Iran's supreme leader called on Muslim nations to unite against the United States, saying Tehran would never yield to "bullying," state television reported yesterday.
"The Iranian nation has successfully resisted bullying attempts by America and other arrogant powers and we will continue to resist... All Muslim nations should stand united against America and other enemies," Ayatollah Ali Khamenei said.
Iran's top authority criticised Trump for saying on Tuesday some countries in the Middle East "wouldn't last a week" without US protection.
"Such remarks are humiliation for Muslims ... Unfortunately there is war in our region between Muslim countries. The backward governments of some Muslim countries are fighting with other countries," Khamenei said.

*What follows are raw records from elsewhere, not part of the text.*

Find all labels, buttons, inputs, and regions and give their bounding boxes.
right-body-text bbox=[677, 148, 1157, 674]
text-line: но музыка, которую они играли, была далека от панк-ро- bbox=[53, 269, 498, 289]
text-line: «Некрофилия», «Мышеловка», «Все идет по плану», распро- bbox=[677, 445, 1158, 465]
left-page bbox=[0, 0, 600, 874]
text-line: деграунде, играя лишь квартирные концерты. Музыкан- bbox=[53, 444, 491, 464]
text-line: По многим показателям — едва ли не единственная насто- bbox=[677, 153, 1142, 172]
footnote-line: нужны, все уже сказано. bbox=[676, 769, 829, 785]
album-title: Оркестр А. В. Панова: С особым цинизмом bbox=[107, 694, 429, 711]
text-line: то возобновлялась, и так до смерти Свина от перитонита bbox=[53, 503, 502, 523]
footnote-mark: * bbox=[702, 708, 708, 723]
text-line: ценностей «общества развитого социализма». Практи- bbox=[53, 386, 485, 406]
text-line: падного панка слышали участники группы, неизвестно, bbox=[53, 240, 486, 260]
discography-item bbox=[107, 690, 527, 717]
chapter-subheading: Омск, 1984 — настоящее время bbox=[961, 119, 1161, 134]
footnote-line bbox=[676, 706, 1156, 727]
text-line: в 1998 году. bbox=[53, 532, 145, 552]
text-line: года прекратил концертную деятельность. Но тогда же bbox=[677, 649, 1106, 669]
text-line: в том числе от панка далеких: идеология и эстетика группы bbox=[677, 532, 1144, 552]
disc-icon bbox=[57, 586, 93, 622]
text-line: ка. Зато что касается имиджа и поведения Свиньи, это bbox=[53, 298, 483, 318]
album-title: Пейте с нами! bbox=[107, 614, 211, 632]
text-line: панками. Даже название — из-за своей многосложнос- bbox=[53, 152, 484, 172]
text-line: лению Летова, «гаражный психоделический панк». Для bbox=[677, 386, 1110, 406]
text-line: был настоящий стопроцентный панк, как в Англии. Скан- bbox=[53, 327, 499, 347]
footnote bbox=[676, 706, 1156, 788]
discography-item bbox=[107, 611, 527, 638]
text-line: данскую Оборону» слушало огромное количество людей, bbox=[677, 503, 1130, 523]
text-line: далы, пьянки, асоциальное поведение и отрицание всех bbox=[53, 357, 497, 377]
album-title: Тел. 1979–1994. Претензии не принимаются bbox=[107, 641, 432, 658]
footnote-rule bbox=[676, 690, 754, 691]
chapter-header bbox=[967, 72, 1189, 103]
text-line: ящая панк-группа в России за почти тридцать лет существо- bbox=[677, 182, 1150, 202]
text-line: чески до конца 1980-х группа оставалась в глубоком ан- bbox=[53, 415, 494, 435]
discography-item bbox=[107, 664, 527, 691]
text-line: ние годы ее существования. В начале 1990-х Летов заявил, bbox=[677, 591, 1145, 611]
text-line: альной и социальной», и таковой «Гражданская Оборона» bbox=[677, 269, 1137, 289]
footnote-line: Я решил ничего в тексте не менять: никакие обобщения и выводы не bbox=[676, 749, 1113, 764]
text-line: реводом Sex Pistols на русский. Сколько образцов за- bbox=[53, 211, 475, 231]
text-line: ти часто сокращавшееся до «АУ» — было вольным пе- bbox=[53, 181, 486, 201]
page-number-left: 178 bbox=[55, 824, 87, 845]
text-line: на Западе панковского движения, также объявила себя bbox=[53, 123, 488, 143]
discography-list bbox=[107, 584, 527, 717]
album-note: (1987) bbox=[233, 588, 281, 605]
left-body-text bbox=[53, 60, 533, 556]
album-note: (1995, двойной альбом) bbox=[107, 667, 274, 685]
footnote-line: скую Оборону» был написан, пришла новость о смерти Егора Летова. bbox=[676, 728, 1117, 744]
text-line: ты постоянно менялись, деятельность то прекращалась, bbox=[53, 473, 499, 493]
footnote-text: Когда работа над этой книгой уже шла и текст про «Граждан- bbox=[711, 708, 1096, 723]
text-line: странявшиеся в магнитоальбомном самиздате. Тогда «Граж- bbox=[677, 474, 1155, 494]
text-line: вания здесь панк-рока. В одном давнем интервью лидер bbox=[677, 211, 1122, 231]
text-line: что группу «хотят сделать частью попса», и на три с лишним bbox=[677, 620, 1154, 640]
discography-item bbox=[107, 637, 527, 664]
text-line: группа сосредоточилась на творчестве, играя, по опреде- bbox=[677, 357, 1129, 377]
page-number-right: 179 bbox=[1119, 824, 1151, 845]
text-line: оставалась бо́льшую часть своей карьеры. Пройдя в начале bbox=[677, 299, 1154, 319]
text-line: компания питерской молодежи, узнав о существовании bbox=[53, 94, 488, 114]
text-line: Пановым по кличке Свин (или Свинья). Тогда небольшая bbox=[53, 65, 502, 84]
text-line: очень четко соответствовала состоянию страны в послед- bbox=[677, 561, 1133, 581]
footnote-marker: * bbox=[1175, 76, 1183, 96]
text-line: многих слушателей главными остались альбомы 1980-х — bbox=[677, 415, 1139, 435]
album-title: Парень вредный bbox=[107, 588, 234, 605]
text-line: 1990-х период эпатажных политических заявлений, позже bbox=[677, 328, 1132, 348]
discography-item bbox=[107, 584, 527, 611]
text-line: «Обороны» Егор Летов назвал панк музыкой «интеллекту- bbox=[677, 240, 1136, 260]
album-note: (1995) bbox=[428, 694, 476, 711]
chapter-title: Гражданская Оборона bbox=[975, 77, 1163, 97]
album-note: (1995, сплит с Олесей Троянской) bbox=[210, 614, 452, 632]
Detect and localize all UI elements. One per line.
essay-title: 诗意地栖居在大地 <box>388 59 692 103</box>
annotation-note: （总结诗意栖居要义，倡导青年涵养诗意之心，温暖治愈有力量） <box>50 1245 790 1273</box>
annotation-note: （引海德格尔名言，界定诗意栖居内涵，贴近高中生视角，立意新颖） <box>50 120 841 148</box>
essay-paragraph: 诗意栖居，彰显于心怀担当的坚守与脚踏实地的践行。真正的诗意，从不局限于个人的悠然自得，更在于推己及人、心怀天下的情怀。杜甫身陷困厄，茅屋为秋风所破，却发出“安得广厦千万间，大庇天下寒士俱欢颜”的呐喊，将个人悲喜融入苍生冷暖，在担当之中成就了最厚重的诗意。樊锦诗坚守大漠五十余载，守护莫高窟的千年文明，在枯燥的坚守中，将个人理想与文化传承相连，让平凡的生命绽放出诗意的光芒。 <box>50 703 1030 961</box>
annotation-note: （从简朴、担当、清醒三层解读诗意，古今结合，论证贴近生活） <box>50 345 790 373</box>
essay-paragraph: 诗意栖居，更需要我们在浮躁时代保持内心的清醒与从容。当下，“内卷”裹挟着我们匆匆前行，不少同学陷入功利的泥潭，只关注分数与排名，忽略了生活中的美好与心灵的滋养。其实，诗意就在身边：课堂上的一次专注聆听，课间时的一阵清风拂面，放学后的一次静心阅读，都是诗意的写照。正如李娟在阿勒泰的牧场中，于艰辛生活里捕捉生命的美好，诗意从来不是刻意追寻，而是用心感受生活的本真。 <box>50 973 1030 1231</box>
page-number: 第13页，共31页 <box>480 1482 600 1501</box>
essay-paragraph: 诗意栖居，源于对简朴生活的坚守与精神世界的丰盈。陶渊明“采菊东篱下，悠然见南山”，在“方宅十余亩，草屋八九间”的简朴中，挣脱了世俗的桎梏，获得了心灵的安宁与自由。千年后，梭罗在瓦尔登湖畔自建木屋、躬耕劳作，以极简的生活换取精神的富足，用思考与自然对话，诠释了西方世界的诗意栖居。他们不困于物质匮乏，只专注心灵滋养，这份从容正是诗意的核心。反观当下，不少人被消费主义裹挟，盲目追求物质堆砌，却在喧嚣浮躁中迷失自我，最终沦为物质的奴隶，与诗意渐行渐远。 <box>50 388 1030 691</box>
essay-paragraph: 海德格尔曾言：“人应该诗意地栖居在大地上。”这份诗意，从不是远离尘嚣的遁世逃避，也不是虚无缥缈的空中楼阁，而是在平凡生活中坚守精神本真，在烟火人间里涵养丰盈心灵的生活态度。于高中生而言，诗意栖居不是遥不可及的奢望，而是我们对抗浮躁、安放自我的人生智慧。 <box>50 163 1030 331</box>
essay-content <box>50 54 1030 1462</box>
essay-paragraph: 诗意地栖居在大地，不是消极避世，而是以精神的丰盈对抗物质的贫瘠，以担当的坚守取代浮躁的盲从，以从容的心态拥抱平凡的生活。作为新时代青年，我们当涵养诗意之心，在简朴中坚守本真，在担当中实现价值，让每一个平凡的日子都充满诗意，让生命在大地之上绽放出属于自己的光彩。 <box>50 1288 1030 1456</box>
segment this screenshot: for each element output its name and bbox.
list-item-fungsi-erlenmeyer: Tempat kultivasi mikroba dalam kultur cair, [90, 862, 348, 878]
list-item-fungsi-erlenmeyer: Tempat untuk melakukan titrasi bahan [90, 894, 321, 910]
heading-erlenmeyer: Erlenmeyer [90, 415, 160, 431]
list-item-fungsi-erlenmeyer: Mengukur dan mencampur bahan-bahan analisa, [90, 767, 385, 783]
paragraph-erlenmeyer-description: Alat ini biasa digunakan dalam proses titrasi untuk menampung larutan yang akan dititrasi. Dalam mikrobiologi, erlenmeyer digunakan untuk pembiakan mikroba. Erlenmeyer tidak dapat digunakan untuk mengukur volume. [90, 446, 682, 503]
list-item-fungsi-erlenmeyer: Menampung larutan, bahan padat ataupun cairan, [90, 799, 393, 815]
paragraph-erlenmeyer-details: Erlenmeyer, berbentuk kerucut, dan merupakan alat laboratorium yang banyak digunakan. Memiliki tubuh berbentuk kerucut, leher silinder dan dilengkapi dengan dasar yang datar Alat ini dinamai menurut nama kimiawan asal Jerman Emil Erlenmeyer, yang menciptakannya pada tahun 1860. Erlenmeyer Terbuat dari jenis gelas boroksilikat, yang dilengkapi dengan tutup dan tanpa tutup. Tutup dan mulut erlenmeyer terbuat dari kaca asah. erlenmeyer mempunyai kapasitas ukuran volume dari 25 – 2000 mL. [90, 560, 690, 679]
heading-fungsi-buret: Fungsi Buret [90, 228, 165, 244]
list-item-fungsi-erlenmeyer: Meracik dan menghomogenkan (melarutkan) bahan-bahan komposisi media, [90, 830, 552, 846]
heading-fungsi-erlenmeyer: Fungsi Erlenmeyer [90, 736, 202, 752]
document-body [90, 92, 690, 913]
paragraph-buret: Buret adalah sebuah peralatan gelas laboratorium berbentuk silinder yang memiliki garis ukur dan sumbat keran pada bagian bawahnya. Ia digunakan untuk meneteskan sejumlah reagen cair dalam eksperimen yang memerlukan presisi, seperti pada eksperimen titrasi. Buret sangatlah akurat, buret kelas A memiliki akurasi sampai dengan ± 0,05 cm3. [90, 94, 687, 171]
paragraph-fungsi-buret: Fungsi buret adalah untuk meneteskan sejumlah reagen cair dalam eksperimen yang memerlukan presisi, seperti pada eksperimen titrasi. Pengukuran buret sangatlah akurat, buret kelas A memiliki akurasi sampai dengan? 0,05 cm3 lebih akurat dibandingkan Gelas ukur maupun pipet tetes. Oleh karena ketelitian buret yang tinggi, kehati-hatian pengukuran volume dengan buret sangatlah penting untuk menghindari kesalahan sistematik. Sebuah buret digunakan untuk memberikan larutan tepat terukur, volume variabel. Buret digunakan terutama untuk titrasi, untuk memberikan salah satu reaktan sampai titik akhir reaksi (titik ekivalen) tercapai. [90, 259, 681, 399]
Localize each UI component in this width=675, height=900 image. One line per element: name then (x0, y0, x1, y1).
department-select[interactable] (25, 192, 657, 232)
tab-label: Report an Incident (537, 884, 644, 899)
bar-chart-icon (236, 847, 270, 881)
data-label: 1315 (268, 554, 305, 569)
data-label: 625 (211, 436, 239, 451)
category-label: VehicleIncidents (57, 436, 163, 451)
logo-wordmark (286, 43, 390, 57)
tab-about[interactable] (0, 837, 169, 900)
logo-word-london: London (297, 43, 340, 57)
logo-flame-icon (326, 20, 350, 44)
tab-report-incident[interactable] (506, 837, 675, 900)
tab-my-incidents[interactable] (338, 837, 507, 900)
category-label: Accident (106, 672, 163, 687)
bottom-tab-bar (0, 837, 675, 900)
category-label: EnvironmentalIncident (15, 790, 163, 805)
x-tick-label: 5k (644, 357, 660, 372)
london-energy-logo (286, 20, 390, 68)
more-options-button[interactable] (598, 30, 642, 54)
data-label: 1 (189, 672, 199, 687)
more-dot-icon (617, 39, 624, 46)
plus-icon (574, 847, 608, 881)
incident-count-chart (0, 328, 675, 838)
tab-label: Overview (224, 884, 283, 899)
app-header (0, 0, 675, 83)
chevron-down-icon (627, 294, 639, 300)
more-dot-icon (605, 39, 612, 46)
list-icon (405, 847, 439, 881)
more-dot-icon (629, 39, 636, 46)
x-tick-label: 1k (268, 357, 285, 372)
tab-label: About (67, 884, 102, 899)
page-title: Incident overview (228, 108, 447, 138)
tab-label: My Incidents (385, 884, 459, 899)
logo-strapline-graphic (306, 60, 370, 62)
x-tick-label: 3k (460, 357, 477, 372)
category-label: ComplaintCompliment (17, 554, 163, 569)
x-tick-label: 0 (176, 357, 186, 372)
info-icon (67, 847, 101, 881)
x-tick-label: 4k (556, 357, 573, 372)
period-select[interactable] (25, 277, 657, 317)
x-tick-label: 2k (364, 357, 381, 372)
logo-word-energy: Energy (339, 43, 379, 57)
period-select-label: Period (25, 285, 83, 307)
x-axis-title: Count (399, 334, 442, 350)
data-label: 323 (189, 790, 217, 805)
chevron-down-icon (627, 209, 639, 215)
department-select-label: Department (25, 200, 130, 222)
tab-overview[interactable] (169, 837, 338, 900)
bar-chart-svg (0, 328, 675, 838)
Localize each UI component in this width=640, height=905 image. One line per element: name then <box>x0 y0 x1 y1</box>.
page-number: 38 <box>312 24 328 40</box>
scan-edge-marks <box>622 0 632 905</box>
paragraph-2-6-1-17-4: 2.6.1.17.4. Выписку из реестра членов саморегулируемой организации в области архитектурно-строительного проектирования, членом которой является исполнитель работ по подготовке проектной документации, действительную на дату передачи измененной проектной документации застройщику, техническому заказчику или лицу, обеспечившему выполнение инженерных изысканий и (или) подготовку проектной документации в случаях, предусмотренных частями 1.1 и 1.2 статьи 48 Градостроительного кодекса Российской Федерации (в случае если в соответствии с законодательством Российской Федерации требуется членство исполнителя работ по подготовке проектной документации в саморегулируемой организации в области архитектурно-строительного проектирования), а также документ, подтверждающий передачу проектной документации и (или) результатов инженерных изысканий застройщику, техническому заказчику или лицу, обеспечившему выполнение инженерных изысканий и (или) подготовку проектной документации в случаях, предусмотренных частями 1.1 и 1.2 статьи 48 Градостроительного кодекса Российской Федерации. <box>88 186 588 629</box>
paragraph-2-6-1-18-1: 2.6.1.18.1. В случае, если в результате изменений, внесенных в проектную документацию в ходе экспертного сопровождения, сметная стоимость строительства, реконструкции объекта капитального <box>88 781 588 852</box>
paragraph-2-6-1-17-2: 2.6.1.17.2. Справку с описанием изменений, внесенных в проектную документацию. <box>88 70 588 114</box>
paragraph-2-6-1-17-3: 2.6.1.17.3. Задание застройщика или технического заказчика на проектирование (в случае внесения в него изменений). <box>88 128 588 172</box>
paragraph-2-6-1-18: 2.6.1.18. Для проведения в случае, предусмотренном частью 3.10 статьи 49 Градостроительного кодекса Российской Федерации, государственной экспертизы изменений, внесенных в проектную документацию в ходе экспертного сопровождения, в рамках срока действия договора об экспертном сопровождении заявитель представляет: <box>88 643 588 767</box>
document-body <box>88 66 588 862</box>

Iran and Saudi Arabia have long been locked in a proxy war, competing for regional supremacy from Iraq to Syria and Lebanon to Yemen.
He also said Iran will not accept any change to a nuclear deal with six major powers, a top advisor to Iran's supreme leader said yesterday.
"Any change or amendment to the current deal will not be accepted by Iran .... If Trump exits the deal , Iran will surely pull out of it ... Iran will not accept a nuclear deal with no benefits for us," said Ali Akbar Velayati, a senior advisor to Iran's highest authority Ayatollah Ali Khamenei.
His comment came as French President Emmanuel Macron said on Wednesday that Trump might well pull out of the Iran nuclear deal for domestic political reasons.
Trump -- a fierce opponent of the July 2015 agreement signed by Tehran and international powers -- must declare by May 12 if he will essentially walk away from the existing deal when the renewal deadline arrives on May 12, or stay in.
Trump has branded the Iran deal "insane" and the "worst" in history.
Under Iran's settlement with the United States, France, Germany, Britain, Russia and China, Tehran agreed to curb its nuclear programme to satisfy the powers that it could not be used to develop weapons. In exchange, Iran received relief from sanctions, most of which were lifted in January 2016.
The EU says it is in full agreement with China and Russia over the need to preserve the deal, but has expressed concerns about Iran's missile programme and its role in the Middle East.